А Алеша тосковал буквально физически, впал в депрессию, не писал стихов, был молчалив, не хотел есть. Бабушка Прасковья Васильевна уговаривала его:
— Ну съешь еще немного, ты посмотри на себя, как ты похудел.
Августа переживала и за мужа, и за сына. В эти дни она просила старую мать:
— Пойди в церковь, поставь свечки за них обоих.

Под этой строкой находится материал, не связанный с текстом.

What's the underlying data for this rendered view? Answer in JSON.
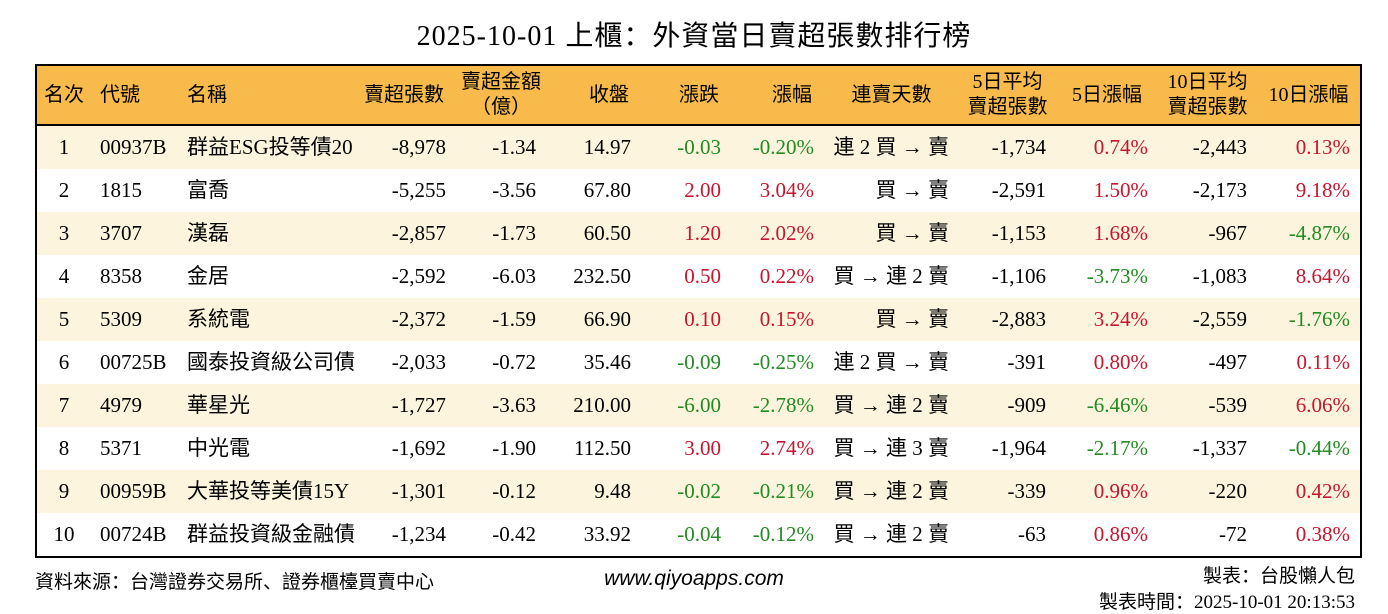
{
  "chart_data": {
    "type": "table",
    "title": "2025-10-01 上櫃：外資當日賣超張數排行榜",
    "columns": [
      {
        "key": "rank",
        "label": "名次",
        "lines": [
          "名次"
        ]
      },
      {
        "key": "code",
        "label": "代號",
        "lines": [
          "代號"
        ]
      },
      {
        "key": "name",
        "label": "名稱",
        "lines": [
          "名稱"
        ]
      },
      {
        "key": "sell_volume",
        "label": "賣超張數",
        "lines": [
          "賣超張數"
        ]
      },
      {
        "key": "sell_amount",
        "label": "賣超金額（億）",
        "lines": [
          "賣超金額",
          "（億）"
        ]
      },
      {
        "key": "close",
        "label": "收盤",
        "lines": [
          "收盤"
        ]
      },
      {
        "key": "change",
        "label": "漲跌",
        "lines": [
          "漲跌"
        ]
      },
      {
        "key": "change_pct",
        "label": "漲幅",
        "lines": [
          "漲幅"
        ]
      },
      {
        "key": "streak",
        "label": "連賣天數",
        "lines": [
          "連賣天數"
        ]
      },
      {
        "key": "avg5_sell",
        "label": "5日平均賣超張數",
        "lines": [
          "5日平均",
          "賣超張數"
        ]
      },
      {
        "key": "pct5",
        "label": "5日漲幅",
        "lines": [
          "5日漲幅"
        ]
      },
      {
        "key": "avg10_sell",
        "label": "10日平均賣超張數",
        "lines": [
          "10日平均",
          "賣超張數"
        ]
      },
      {
        "key": "pct10",
        "label": "10日漲幅",
        "lines": [
          "10日漲幅"
        ]
      }
    ],
    "rows": [
      {
        "rank": "1",
        "code": "00937B",
        "name": "群益ESG投等債20",
        "sell_volume": "-8,978",
        "sell_amount": "-1.34",
        "close": "14.97",
        "change": {
          "text": "-0.03",
          "color": "green"
        },
        "change_pct": {
          "text": "-0.20%",
          "color": "green"
        },
        "streak": "連 2 買 → 賣",
        "avg5_sell": "-1,734",
        "pct5": {
          "text": "0.74%",
          "color": "red"
        },
        "avg10_sell": "-2,443",
        "pct10": {
          "text": "0.13%",
          "color": "red"
        }
      },
      {
        "rank": "2",
        "code": "1815",
        "name": "富喬",
        "sell_volume": "-5,255",
        "sell_amount": "-3.56",
        "close": "67.80",
        "change": {
          "text": "2.00",
          "color": "red"
        },
        "change_pct": {
          "text": "3.04%",
          "color": "red"
        },
        "streak": "買 → 賣",
        "avg5_sell": "-2,591",
        "pct5": {
          "text": "1.50%",
          "color": "red"
        },
        "avg10_sell": "-2,173",
        "pct10": {
          "text": "9.18%",
          "color": "red"
        }
      },
      {
        "rank": "3",
        "code": "3707",
        "name": "漢磊",
        "sell_volume": "-2,857",
        "sell_amount": "-1.73",
        "close": "60.50",
        "change": {
          "text": "1.20",
          "color": "red"
        },
        "change_pct": {
          "text": "2.02%",
          "color": "red"
        },
        "streak": "買 → 賣",
        "avg5_sell": "-1,153",
        "pct5": {
          "text": "1.68%",
          "color": "red"
        },
        "avg10_sell": "-967",
        "pct10": {
          "text": "-4.87%",
          "color": "green"
        }
      },
      {
        "rank": "4",
        "code": "8358",
        "name": "金居",
        "sell_volume": "-2,592",
        "sell_amount": "-6.03",
        "close": "232.50",
        "change": {
          "text": "0.50",
          "color": "red"
        },
        "change_pct": {
          "text": "0.22%",
          "color": "red"
        },
        "streak": "買 → 連 2 賣",
        "avg5_sell": "-1,106",
        "pct5": {
          "text": "-3.73%",
          "color": "green"
        },
        "avg10_sell": "-1,083",
        "pct10": {
          "text": "8.64%",
          "color": "red"
        }
      },
      {
        "rank": "5",
        "code": "5309",
        "name": "系統電",
        "sell_volume": "-2,372",
        "sell_amount": "-1.59",
        "close": "66.90",
        "change": {
          "text": "0.10",
          "color": "red"
        },
        "change_pct": {
          "text": "0.15%",
          "color": "red"
        },
        "streak": "買 → 賣",
        "avg5_sell": "-2,883",
        "pct5": {
          "text": "3.24%",
          "color": "red"
        },
        "avg10_sell": "-2,559",
        "pct10": {
          "text": "-1.76%",
          "color": "green"
        }
      },
      {
        "rank": "6",
        "code": "00725B",
        "name": "國泰投資級公司債",
        "sell_volume": "-2,033",
        "sell_amount": "-0.72",
        "close": "35.46",
        "change": {
          "text": "-0.09",
          "color": "green"
        },
        "change_pct": {
          "text": "-0.25%",
          "color": "green"
        },
        "streak": "連 2 買 → 賣",
        "avg5_sell": "-391",
        "pct5": {
          "text": "0.80%",
          "color": "red"
        },
        "avg10_sell": "-497",
        "pct10": {
          "text": "0.11%",
          "color": "red"
        }
      },
      {
        "rank": "7",
        "code": "4979",
        "name": "華星光",
        "sell_volume": "-1,727",
        "sell_amount": "-3.63",
        "close": "210.00",
        "change": {
          "text": "-6.00",
          "color": "green"
        },
        "change_pct": {
          "text": "-2.78%",
          "color": "green"
        },
        "streak": "買 → 連 2 賣",
        "avg5_sell": "-909",
        "pct5": {
          "text": "-6.46%",
          "color": "green"
        },
        "avg10_sell": "-539",
        "pct10": {
          "text": "6.06%",
          "color": "red"
        }
      },
      {
        "rank": "8",
        "code": "5371",
        "name": "中光電",
        "sell_volume": "-1,692",
        "sell_amount": "-1.90",
        "close": "112.50",
        "change": {
          "text": "3.00",
          "color": "red"
        },
        "change_pct": {
          "text": "2.74%",
          "color": "red"
        },
        "streak": "買 → 連 3 賣",
        "avg5_sell": "-1,964",
        "pct5": {
          "text": "-2.17%",
          "color": "green"
        },
        "avg10_sell": "-1,337",
        "pct10": {
          "text": "-0.44%",
          "color": "green"
        }
      },
      {
        "rank": "9",
        "code": "00959B",
        "name": "大華投等美債15Y",
        "sell_volume": "-1,301",
        "sell_amount": "-0.12",
        "close": "9.48",
        "change": {
          "text": "-0.02",
          "color": "green"
        },
        "change_pct": {
          "text": "-0.21%",
          "color": "green"
        },
        "streak": "買 → 連 2 賣",
        "avg5_sell": "-339",
        "pct5": {
          "text": "0.96%",
          "color": "red"
        },
        "avg10_sell": "-220",
        "pct10": {
          "text": "0.42%",
          "color": "red"
        }
      },
      {
        "rank": "10",
        "code": "00724B",
        "name": "群益投資級金融債",
        "sell_volume": "-1,234",
        "sell_amount": "-0.42",
        "close": "33.92",
        "change": {
          "text": "-0.04",
          "color": "green"
        },
        "change_pct": {
          "text": "-0.12%",
          "color": "green"
        },
        "streak": "買 → 連 2 賣",
        "avg5_sell": "-63",
        "pct5": {
          "text": "0.86%",
          "color": "red"
        },
        "avg10_sell": "-72",
        "pct10": {
          "text": "0.38%",
          "color": "red"
        }
      }
    ]
  },
  "footer": {
    "source": "資料來源：台灣證券交易所、證券櫃檯買賣中心",
    "website": "www.qiyoapps.com",
    "maker": "製表：台股懶人包",
    "timestamp": "製表時間：2025-10-01 20:13:53"
  },
  "colors": {
    "header_bg": "#F7BA4B",
    "row_odd_bg": "#FCF4DD",
    "row_even_bg": "#FFFFFF",
    "up_red": "#C8142C",
    "down_green": "#228B22",
    "border": "#000000"
  }
}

И Прасковья Васильевна истово молилась.
Постепенно Алешина тоска улеглась. Но когда через год он узнал, что Нину Ермакову и ее друзей приговорили к заключению в лагерях, перед ним, как в галлюцинациях, начали вставать картины жизни этих лагерей. Он хотел выразить это в стихах, и, когда узнал о приговоре, Нина представилась ему за колючей проволокой лагеря. Его поэтическая фантазия разразилась горькими стихами:
БАЛЛАДА О КОЛЮЧЕЙ ПРОВОЛОКЕ Все у нас по-прежнему, Правду говоря; Где-то под Архангельском Строят лагеря; Проволоку колючую Запасают впрок, Чтобы зэк за проволоку Убежать не мог. Дуют ветры снежные, И метель метет, У прораба с проволокой Полон рот хлопот: Разве это качество? Не колючки — пух, И прораб расстроенный Матерится вслух. То ли при Ежове Было до войны! Каждая колючка Вот такой длины. Он тогда охранником Был на Колыме И колючей проволоке Доверял вполне. А от этой, нынешней, Разве будет прок? И прораб забегался, На морозе взмок. Нет, у нас правительство Не осудит зря; Эх, по ком-то плачут, Плачут лагеря. Проволоку надо Злее выпускать — Будет неповадно Им протестовать! Где-то под Архангельском Строят лагеря… Все у нас по-прежнему, Правду говоря.Августа прочитала стихи сына и испугалась: он хороший поэт, но направление его поэзии становилось все более опасным. Сын советского министра рос антисоветчиком. Если узнают про такие стихи, у Алеши могут быть большие неприятности.
Она поговорила об этом с Семеном. Он мрачно сказал:
— Сейчас такие жестокие времена. Ты слышала, что умер бывший министр иностранных дел Максим Максимович Литвинов? Так вот, мне сказали по секрету, что он не просто умер — его задавили машиной, как Соломона Михоэлса. Вот именно.
— Но почему?
— Потому что он поддерживал Еврейский антифашистский комитет. Его убили точно так, как Соломона Михоэлса. Опять такое же преступление.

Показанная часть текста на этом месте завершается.